The Collection of Renate and Tono Dreßen

On November 13th, Lempertz will again be auctioning a highly important collection of outstanding Meissen porcelain. Built up over a period of 40 years by the Münster property developer Tono Dreßen (1931-2019), this widely acclaimed collection was exhibited in the Lackmuseum in Münster and made known to the wider public in 2018 in a publication by the Deutscher Kunstverlag under the title “Blütenlese”.

Tono Dreßen’s love for porcelain began in the 1970s, with a preference for tableware. In this first auction of selected objects from his collection, 140 lots will be offered for sale including the exceptional armorial porcelains and service dishes in the finest early ground colours with over 40 single pieces from the important service deliveries to the European courts and beautiful decoration from the early Hoeroldt workshop.

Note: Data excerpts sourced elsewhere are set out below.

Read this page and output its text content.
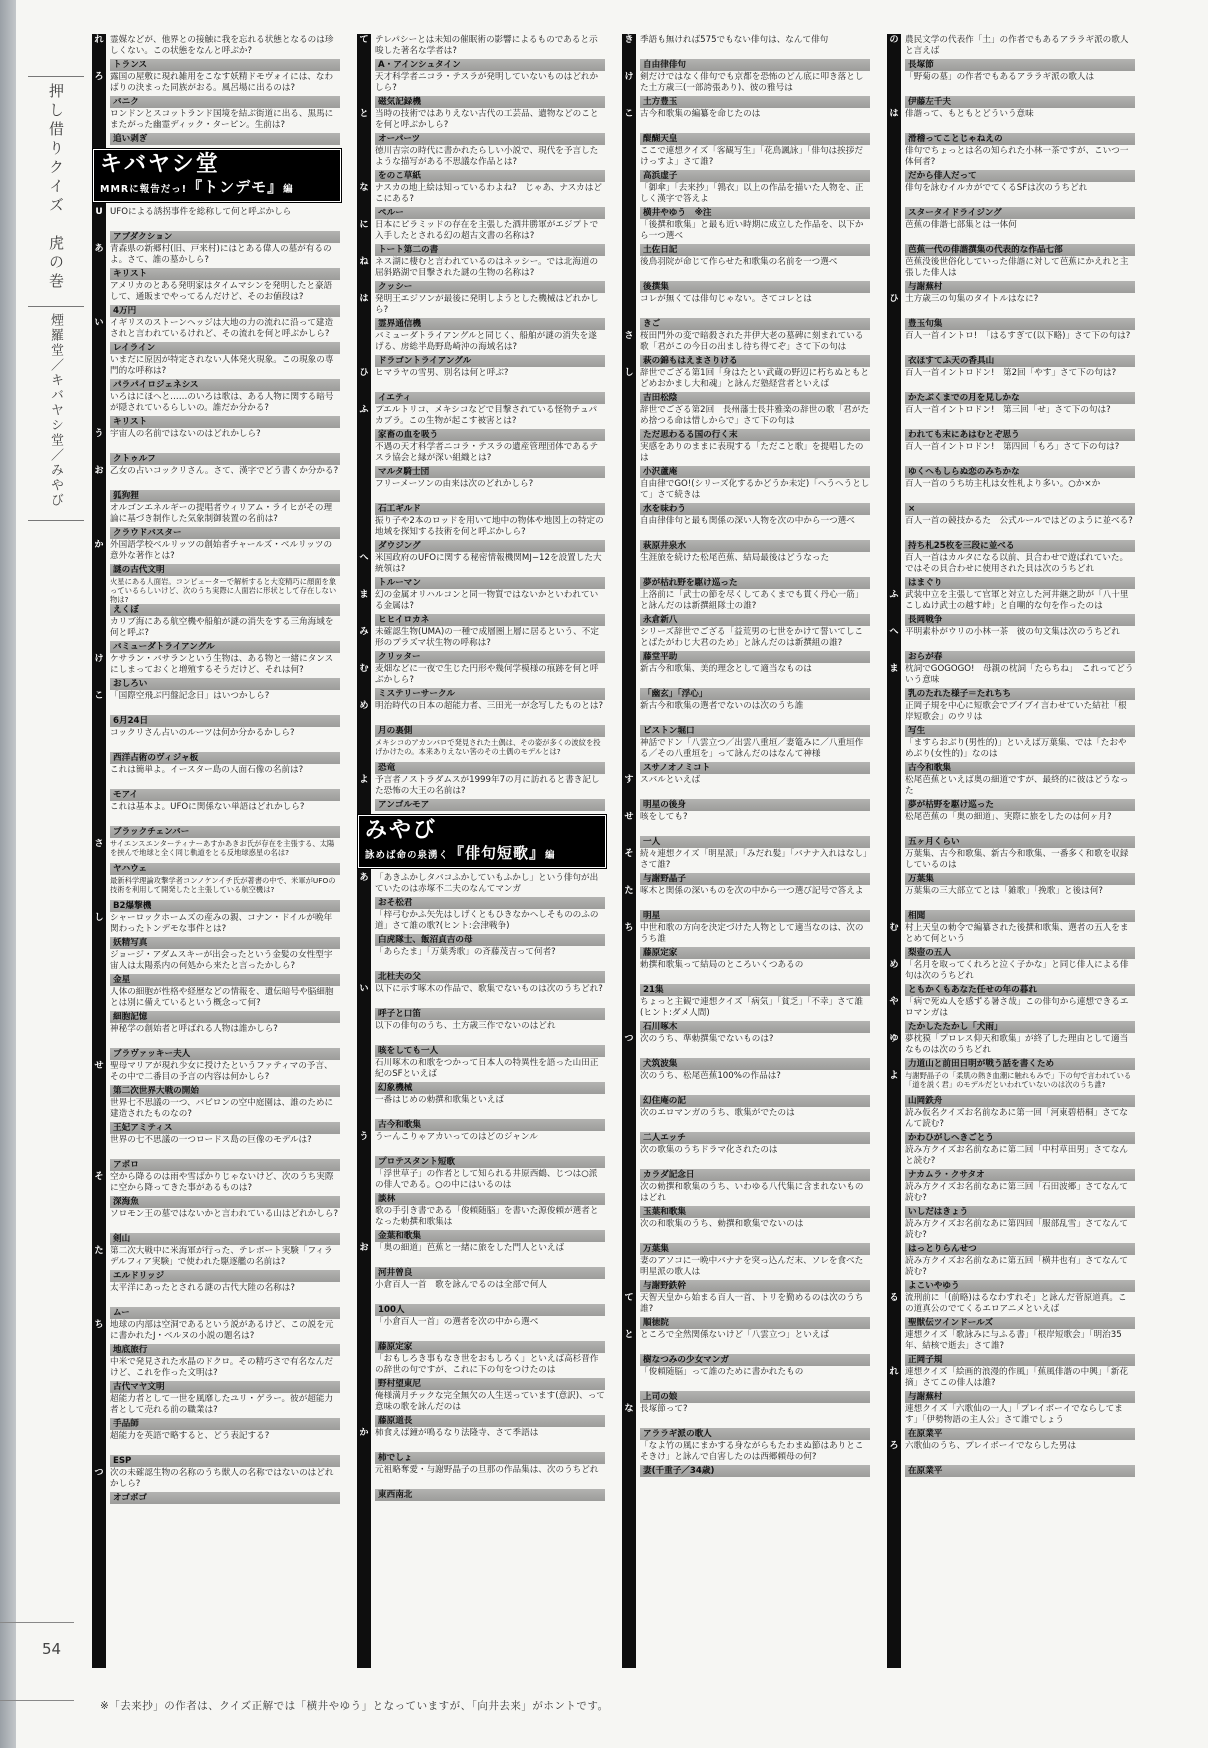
押し借りクイズ　虎の巻
煙羅堂／キバヤシ堂／みやび
54
れ 霊媒などが、他界との接触に我を忘れる状態となるのは珍しくない。この状態をなんと呼ぶか?
トランス
ろ 露国の屋敷に現れ雑用をこなす妖精ドモヴォイには、なわばりの決まった同族がおる。風呂場に出るのは?
バニク
ロンドンとスコットランド国境を結ぶ街道に出る、黒馬にまたがった幽霊ディック・ターピン。生前は?
追い剥ぎ
キバヤシ堂
MMRに報告だっ!『トンデモ』編
U UFOによる誘拐事件を総称して何と呼ぶかしら
アブダクション
あ 青森県の新郷村(旧、戸来村)にはとある偉人の墓が有るのよ。さて、誰の墓かしら?
キリスト
アメリカのとある発明家はタイムマシンを発明したと豪語して、通販までやってるんだけど、そのお値段は?
4万円
い イギリスのストーンヘッジは大地の力の流れに沿って建造されと言われているけれど、その流れを何と呼ぶかしら?
レイライン
いまだに原因が特定されない人体発火現象。この現象の専門的な呼称は?
パラパイロジェネシス
いろはにほへと……のいろは歌は、ある人物に関する暗号が隠されているらしいの。誰だか分かる?
キリスト
う 宇宙人の名前ではないのはどれかしら?
クトゥルフ
お 乙女の占いコックリさん。さて、漢字でどう書くか分かる?
狐狗狸
オルゴンエネルギーの提唱者ウィリアム・ライヒがその理論に基づき制作した気象制御装置の名前は?
クラウドバスター
か 外国語学校ベルリッツの創始者チャールズ・ベルリッツの意外な著作とは?
謎の古代文明
火星にある人面岩。コンピューターで解析すると大変精巧に顔面を象っているらしいけど、次のうち実際に人面岩に形状として存在しない物は?
えくぼ
カリブ海にある航空機や船舶が謎の消失をする三角海域を何と呼ぶ?
バミューダトライアングル
け ケサラン・バサランという生物は、ある物と一緒にタンスにしまっておくと増殖するそうだけど、それは何?
おしろい
こ 「国際空飛ぶ円盤記念日」はいつかしら?
6月24日
コックリさん占いのルーツは何か分かるかしら?
西洋占術のヴィジャ板
これは簡単よ。イースター島の人面石像の名前は?
モアイ
これは基本よ。UFOに関係ない単語はどれかしら?
ブラックチェンバー
さ サイエンスエンターティナーあすかあきお氏が存在を主張する、太陽を挟んで地球と全く同じ軌道をとる反地球惑星の名は?
ヤハウェ
最新科学理論攻撃学者コンノケンイチ氏が著書の中で、米軍がUFOの技術を利用して開発したと主張している航空機は?
B2爆撃機
し シャーロックホームズの産みの親、コナン・ドイルが晩年関わったトンデモな事件とは?
妖精写真
ジョージ・アダムスキーが出会ったという金髪の女性型宇宙人は太陽系内の何処から来たと言ったかしら?
金星
人体の細胞が性格や経歴などの情報を、遺伝暗号や脳細胞とは別に備えているという概念って何?
細胞記憶
神秘学の創始者と呼ばれる人物は誰かしら?
ブラヴァッキー夫人
せ 聖母マリアが現れ少女に授けたというファティマの予言、その中で二番目の予言の内容は何かしら?
第二次世界大戦の開始
世界七不思議の一つ、バビロンの空中庭園は、誰のために建造されたものなの?
王妃アミティス
世界の七不思議の一つロードス島の巨像のモデルは?
アポロ
そ 空から降るのは雨や雪ばかりじゃないけど、次のうち実際に空から降ってきた事があるものは?
深海魚
ソロモン王の墓ではないかと言われている山はどれかしら?
剣山
た 第二次大戦中に米海軍が行った、テレポート実験「フィラデルフィア実験」で使われた駆逐艦の名前は?
エルドリッジ
太平洋にあったとされる謎の古代大陸の名称は?
ムー
ち 地球の内部は空洞であるという説があるけど、この説を元に書かれたJ・ベルヌの小説の題名は?
地底旅行
中米で発見された水晶のドクロ。その精巧さで有名なんだけど、これを作った文明は?
古代マヤ文明
超能力者として一世を風靡したユリ・ゲラー。彼が超能力者として売れる前の職業は?
手品師
超能力を英語で略すると、どう表記する?
ESP
つ 次の未確認生物の名称のうち獣人の名称ではないのはどれかしら?
オゴボゴ
て テレパシーとは未知の催眠術の影響によるものであると示唆した著名な学者は?
A・アインシュタイン
天才科学者ニコラ・テスラが発明していないものはどれかしら?
磁気記録機
と 当時の技術ではありえない古代の工芸品、遺物などのことを何と呼ぶかしら?
オーパーツ
徳川吉宗の時代に書かれたらしい小説で、現代を予言したような描写がある不思議な作品とは?
をのこ草紙
な ナスカの地上絵は知っているわよね?　じゃあ、ナスカはどこにある?
ペルー
に 日本にピラミッドの存在を主張した酒井勝軍がエジプトで入手したとされる幻の超古文書の名称は?
トート第二の書
ね ネス湖に棲むと言われているのはネッシー。では北海道の屈斜路湖で目撃された謎の生物の名称は?
クッシー
は 発明王エジソンが最後に発明しようとした機械はどれかしら?
霊界通信機
バミューダトライアングルと同じく、船舶が謎の消失を遂げる、房総半島野島崎沖の海域名は?
ドラゴントライアングル
ひ ヒマラヤの雪男、別名は何と呼ぶ?
イエティ
ふ プエルトリコ、メキシコなどで目撃されている怪物チュパカブラ。この生物が起こす被害とは?
家畜の血を吸う
不遇の天才科学者ニコラ・テスラの遺産管理団体であるテスラ協会と縁が深い組織とは?
マルタ騎士団
フリーメーソンの由来は次のどれかしら?
石工ギルド
振り子や2本のロッドを用いて地中の物体や地図上の特定の地域を探知する技術を何と呼ぶかしら?
ダウジング
へ 米国政府のUFOに関する秘密情報機関MJ−12を設置した大統領は?
トルーマン
ま 幻の金属オリハルコンと同一物質ではないかといわれている金属は?
ヒヒイロカネ
み 未確認生物(UMA)の一種で成層圏上層に居るという、不定形のプラズマ状生物の呼称は?
クリッター
む 麦畑などに一夜で生じた円形や幾何学模様の痕跡を何と呼ぶかしら?
ミステリーサークル
め 明治時代の日本の超能力者、三田光一が念写したものとは?
月の裏側
メキシコのアカンバロで発見された土偶は、その姿が多くの波紋を投げかけたの。本来ありえない筈のその土偶のモデルとは?
恐竜
よ 予言者ノストラダムスが1999年7の月に訪れると書き記した恐怖の大王の名前は?
アンゴルモア
みやび
詠めば命の泉湧く『俳句短歌』編
あ 「あきふかしタバコふかしていもふかし」という俳句が出ていたのは赤塚不二夫のなんてマンガ
おそ松君
「梓弓むかふ矢先はしげくともひきなかへしそもののふの道」さて誰の歌?(ヒント:会津戦争)
白虎隊士、飯沼貞吉の母
「あらたま」「万葉秀歌」の斉藤茂吉って何者?
北杜夫の父
い 以下に示す啄木の作品で、歌集でないものは次のうちどれ?
呼子と口笛
以下の俳句のうち、土方歳三作でないのはどれ
咳をしても一人
石川啄木の和歌をつかって日本人の特異性を語った山田正紀のSFといえば
幻象機械
一番はじめの勅撰和歌集といえば
古今和歌集
う うーんこりゃアカいってのはどのジャンル
プロテスタント短歌
「浮世草子」の作者として知られる井原西鶴、じつは○派の俳人である。○の中にはいるのは
談林
歌の手引き書である「俊頼随脳」を書いた源俊頼が選者となった勅撰和歌集は
金葉和歌集
お 「奥の細道」芭蕉と一緒に旅をした門人といえば
河井曾良
小倉百人一首　歌を詠んでるのは全部で何人
100人
「小倉百人一首」の選者を次の中から選べ
藤原定家
「おもしろき事もなき世をおもしろく」といえば高杉晋作の辞世の句ですが、これに下の句をつけたのは
野村望東尼
俺様満月チックな完全無欠の人生送っています(意訳)、って意味の歌を詠んだのは
藤原道長
か 柿食えば鐘が鳴るなり法隆寺、さて季語は
柿でしょ
元祖略奪愛・与謝野晶子の旦那の作品集は、次のうちどれ
東西南北
き 季語も無ければ575でもない俳句は、なんて俳句
自由律俳句
け 剣だけではなく俳句でも京都を恐怖のどん底に叩き落とした土方歳三(一部誇張あり)、彼の雅号は
土方豊玉
こ 古今和歌集の編纂を命じたのは
醍醐天皇
ここで連想クイズ「客観写生」「花鳥諷詠」「俳句は挨拶だけっすよ」さて誰?
高浜虚子
「御傘」「去来抄」「鶉衣」以上の作品を描いた人物を、正しく漢字で答えよ
横井やゆう　※注
「後撰和歌集」と最も近い時期に成立した作品を、以下から一つ選べ
土佐日記
後鳥羽院が命じて作らせた和歌集の名前を一つ選べ
後撰集
コレが無くては俳句じゃない。さてコレとは
きご
さ 桜田門外の変で暗殺された井伊大老の墓碑に刻まれている歌「君がこの今日の出まし待ち得てぞ」さて下の句は
萩の錦もはえまさりける
し 辞世でござる第1回「身はたとい武蔵の野辺に朽ちぬともとどめおかまし大和魂」と詠んだ塾経営者といえば
吉田松陰
辞世でござる第2回　長州藩士長井雅楽の辞世の歌「君がため捨つる命は惜しからで」さて下の句は
ただ思わるる国の行く末
実感をありのままに表現する「ただこと歌」を提唱したのは
小沢蘆庵
自由律でGO!(シリーズ化するかどうか未定)「へうへうとして」さて続きは
水を味わう
自由律俳句と最も関係の深い人物を次の中から一つ選べ
萩原井泉水
生涯旅を続けた松尾芭蕉、結局最後はどうなった
夢が枯れ野を駆け巡った
上洛前に「武士の節を尽くしてあくまでも貫く丹心一筋」と詠んだのは新撰組隊士の誰?
永倉新八
シリーズ辞世でござる「益荒男の七世をかけて誓いてしことばたがわじ大君のため」と詠んだのは新撰組の誰?
藤堂平助
新古今和歌集、美的理念として適当なものは
「幽玄」「浮心」
新古今和歌集の選者でないのは次のうち誰
ピストン堀口
神話でドン「八雲立つ／出雲八重垣／妻篭みに／八重垣作る／その八重垣を」って詠んだのはなんて神様
スサノオノミコト
す スバルといえば
明星の後身
せ 咳をしても?
一人
そ 続々連想クイズ「明星派」「みだれ髪」「バナナ入れはなし」さて誰?
与謝野晶子
た 啄木と関係の深いものを次の中から一つ選び記号で答えよ
明星
ち 中世和歌の方向を決定づけた人物として適当なのは、次のうち誰
藤原定家
勅撰和歌集って結局のところいくつあるの
21集
ちょっと主観で連想クイズ「病気」「貧乏」「不幸」さて誰(ヒント:ダメ人間)
石川啄木
つ 次のうち、準勅撰集でないものは?
犬筑波集
次のうち、松尾芭蕉100%の作品は?
幻住庵の記
次のエロマンガのうち、歌集がでたのは
二人エッチ
次の歌集のうちドラマ化されたのは
カラダ記念日
次の勅撰和歌集のうち、いわゆる八代集に含まれないものはどれ
玉葉和歌集
次の和歌集のうち、勅撰和歌集でないのは
万葉集
妻のアソコに一晩中バナナを突っ込んだ末、ソレを食べた明星派の歌人は
与謝野鉄幹
て 天智天皇から始まる百人一首、トリを勤めるのは次のうち誰?
順徳院
と ところで全然関係ないけど「八雲立つ」といえば
樹なつみの少女マンガ
「俊頼随脳」って誰のために書かれたもの
上司の娘
な 長塚節って?
アララギ派の歌人
「なよ竹の風にまかする身ながらもたわまぬ節はありとこそきけ」と詠んで自害したのは西郷頼母の何?
妻(千重子／34歳)
の 農民文学の代表作「土」の作者でもあるアララギ派の歌人と言えば
長塚節
「野菊の墓」の作者でもあるアララギ派の歌人は
伊藤左千夫
は 俳諧って、もともとどういう意味
滑稽ってことじゃねえの
俳句でちょっとは名の知られた小林一茶ですが、こいつ一体何者?
だから俳人だって
俳句を詠むイルカがでてくるSFは次のうちどれ
スタータイドライジング
芭蕉の俳諧七部集とは一体何
芭蕉一代の俳諧撰集の代表的な作品七部
芭蕉没後世俗化していった俳諧に対して芭蕉にかえれと主張した俳人は
与謝蕪村
ひ 土方歳三の句集のタイトルはなに?
豊玉句集
百人一首イントロ!　「はるすぎて(以下略)」さて下の句は?
衣ほすてふ天の香具山
百人一首イントロドン!　第2回「やす」さて下の句は?
かたぶくまでの月を見しかな
百人一首イントロドン!　第三回「せ」さて下の句は?
われても末にあはむとぞ思う
百人一首イントロドン!　第四回「もろ」さて下の句は?
ゆくへもしらぬ恋のみちかな
百人一首のうち坊主札は女性札より多い。○か×か
×
百人一首の競技かるた　公式ルールではどのように並べる?
持ち札25枚を三段に並べる
百人一首はカルタになる以前、貝合わせで遊ばれていた。ではその貝合わせに使用された貝は次のうちどれ
はまぐり
ふ 武装中立を主張して官軍と対立した河井継之助が「八十里こしぬけ武士の越す峠」と自嘲的な句を作ったのは
長岡戦争
へ 平明素朴がウリの小林一茶　彼の句文集は次のうちどれ
おらが春
ま 枕詞でGOGOGO!　母親の枕詞「たらちね」　これってどういう意味
乳のたれた様子＝たれちち
正岡子規を中心に短歌会でブイブイ言わせていた結社「根岸短歌会」のウリは
写生
「ますらおぶり(男性的)」といえば万葉集、では「たおやめぶり(女性的)」なのは
古今和歌集
松尾芭蕉といえば奥の細道ですが、最終的に彼はどうなった
夢が枯野を駆け巡った
松尾芭蕉の「奥の細道」、実際に旅をしたのは何ヶ月?
五ヶ月くらい
万葉集、古今和歌集、新古今和歌集、一番多く和歌を収録しているのは
万葉集
万葉集の三大部立てとは「雑歌」「挽歌」と後は何?
相聞
む 村上天皇の勅令で編纂された後撰和歌集、選者の五人をまとめて何という
梨壺の五人
め 「名月を取ってくれろと泣く子かな」と同じ俳人による俳句は次のうちどれ
ともかくもあなた任せの年の暮れ
や 「病で死ぬ人を感ずる暑さ哉」この俳句から連想できるエロマンガは
たかしたたかし「犬雨」
ゆ 夢枕獏「プロレス仰天和歌集」が終了した理由として適当なものは次のうちどれ
力道山と前田日明が戦う話を書くため
よ 与謝野晶子の「柔肌の熱き血潮に触れもみで」下の句で言われている「道を説く君」のモデルだといわれていないのは次のうち誰?
山岡鉄舟
読み仮名クイズお名前なあに第一回「河東碧梧桐」さてなんて読む?
かわひがしへきごとう
読み方クイズお名前なあに第二回「中村草田男」さてなんと読む?
ナカムラ・クサタオ
読み方クイズお名前なあに第三回「石田波郷」さてなんて読む?
いしだはきょう
読み方クイズお名前なあに第四回「服部乱雪」さてなんて読む?
はっとりらんせつ
読み方クイズお名前なあに第五回「横井也有」さてなんて読む?
よこいやゆう
る 流刑前に「(前略)はるなわすれそ」と詠んだ菅原道真。この道真公のでてくるエロアニメといえば
聖獣伝ツインドールズ
連想クイズ「歌詠みに与ふる書」「根岸短歌会」「明治35年、結核で逝去」さて誰?
正岡子規
れ 連想クイズ「絵画的浪漫的作風」「蕉風俳諧の中興」「新花摘」さてこの俳人は誰?
与謝蕪村
連想クイズ「六歌仙の一人」「プレイボーイでならしてます」「伊勢物語の主人公」さて誰でしょう
在原業平
ろ 六歌仙のうち、プレイボーイでならした男は
在原業平
※「去来抄」の作者は、クイズ正解では「横井やゆう」となっていますが、「向井去来」がホントです。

Maria Leszczyńska, Queen of France by marriage to Louis XV, Marc de Beauvau Prince de Craon, Pope Benedict XIV, Tsarina Elisabeth Petrowna, Field Marshall Pjotr Alexandrowitsch Rumjanzew, the King of Sweden and the King of Denmark, as well as many German, French and Italian noble families were proud owners of Meissen porcelain services commissioned as diplomatic gifts by the Saxon King August III. The most famous of all services, the Swan Service, was designed by the manufactory director and Saxon Prime Minister Heinrich Graf Brühl, a gift as it were, however, to himself.

Dreßen was the one who was in competition with Said Marouf and the Hoffmeister brothers, and over many years helped to shape the prices for these porcelains. One of the most important and passionately acquired porcelain collections now comes to the market, a collection which testifies in equal measures to great taste and knowledge, and we are pleased to be able to present this to you in a special catalogue.

We hope you enjoy studying the colourful, informative catalogue, presented in German and English, taking you back to the period between 1710 and 1750, a time when Europe was gripped by the voracity for the first German art product, Meissen porcelain, a manufactory which supplied all the noble courts and expanded into one of the first German model companies.